Keep that bug spray away from me!

CC Image from Wikimedia

CC Image from Wikimedia

By: Sheena P.

A new study conducted in Quebec suggests that household insecticides may be associated with behavior problems in children. This study investigates the health effects of pyrethroids. Pyrethroids are used in more than three thousand five hundred commercial products. Pyrethroids kill insects by messing with their nervous systems. In the study seven hundred and seventy nine Canadian children were tested and about ninety seven percent of the children had pyrethroid breakdown products in their urine and ninety one had traces of another class of pesticides, organophosphates. Ironically, organophosphate pesticides were taken out of the market due to concerns with children’s health, and replaced with pyrethroids. Due to the lack of knowledge, pyrethroid related insecticides continue to stay in the market.

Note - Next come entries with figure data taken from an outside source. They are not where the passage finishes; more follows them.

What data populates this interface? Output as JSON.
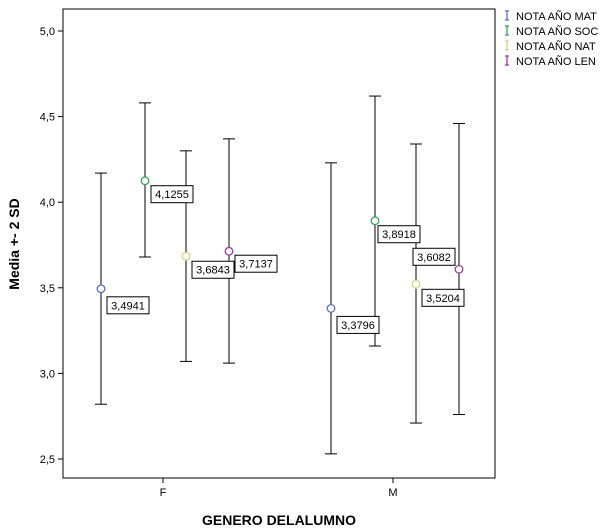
{
  "chart_data": {
    "type": "errorbar",
    "xlabel": "GENERO DELALUMNO",
    "ylabel": "Media +- 2 SD",
    "categories": [
      "F",
      "M"
    ],
    "ylim": [
      2.45,
      5.1
    ],
    "yticks": [
      "2,5",
      "3,0",
      "3,5",
      "4,0",
      "4,5",
      "5,0"
    ],
    "ytick_values": [
      2.5,
      3.0,
      3.5,
      4.0,
      4.5,
      5.0
    ],
    "legend_position": "top-right",
    "grid": false,
    "series": [
      {
        "name": "NOTA AÑO MAT",
        "color": "#5f6fc0",
        "means": [
          3.4941,
          3.3796
        ],
        "mean_labels": [
          "3,4941",
          "3,3796"
        ],
        "upper": [
          4.17,
          4.23
        ],
        "lower": [
          2.82,
          2.53
        ]
      },
      {
        "name": "NOTA AÑO SOC",
        "color": "#3aa05a",
        "means": [
          4.1255,
          3.8918
        ],
        "mean_labels": [
          "4,1255",
          "3,8918"
        ],
        "upper": [
          4.58,
          4.62
        ],
        "lower": [
          3.68,
          3.16
        ]
      },
      {
        "name": "NOTA AÑO NAT",
        "color": "#d8d38a",
        "means": [
          3.6843,
          3.5204
        ],
        "mean_labels": [
          "3,6843",
          "3,5204"
        ],
        "upper": [
          4.3,
          4.34
        ],
        "lower": [
          3.07,
          2.71
        ]
      },
      {
        "name": "NOTA AÑO LEN",
        "color": "#9a3d9a",
        "means": [
          3.7137,
          3.6082
        ],
        "mean_labels": [
          "3,7137",
          "3,6082"
        ],
        "upper": [
          4.37,
          4.46
        ],
        "lower": [
          3.06,
          2.76
        ]
      }
    ]
  }
}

One study with three hundred mothers and children in New York City discovered that there was less development in toddlers who had been exposed to pyrethroids in the womb. The study doesn’t definitely prove that pyrethroids cause behavior problems, but scientists will conduct more research to find out if there is a link between pyrethroids and behavior problems in children. (Read more…)


2 thoughts on “Keep that bug spray away from me!

  1. Pesticides, while controversial and often bad for the environment, are one of modern society’s many tradeoffs. Pesticides have certainly played an important role in increasing crop yields, and in increasing the quality of people’s diets. More money and land would have to be used cultivating less-efficient crops, and food prices likely would be increased in order to cover the new costs incurred, which would probably result in decreased economic growth. It could possibly even end up decreasing the variety and quality of many people’s diets, especially the poor, who are least able to absorb rising costs.
    Genetically modified plants have been touted as the silver bullet alternative to pesticides. Certainly, genetic engineering has been used with great success in agriculture. However this form of biological warfare has the same problem of any other purely biological strategy, namely, resistance by natural selection,. As the plants are artificially evolved, the insects that feed off of them would evolve as well. While the first generation of exposed insects could be devastated, generation two would be much less vulnerable, and considering how quickly insects reproduce, the most expensive, insect- resistant plant ever produced could be obsolete in less than a year. Eventually, more money and effort would have to be spent making a new, invulnerable, and likely quite expensive strain of plant. For example, when deadly chlorine gas was first used in World War I, even the most-well-protected troops could be driven from their positions in minutes. But, like any living organism, the Allied soldier adapted to be less vulnerable. Far from being a war-winning weapon, gas became a feared, but marginally effective experiment that was not what it turned out to be.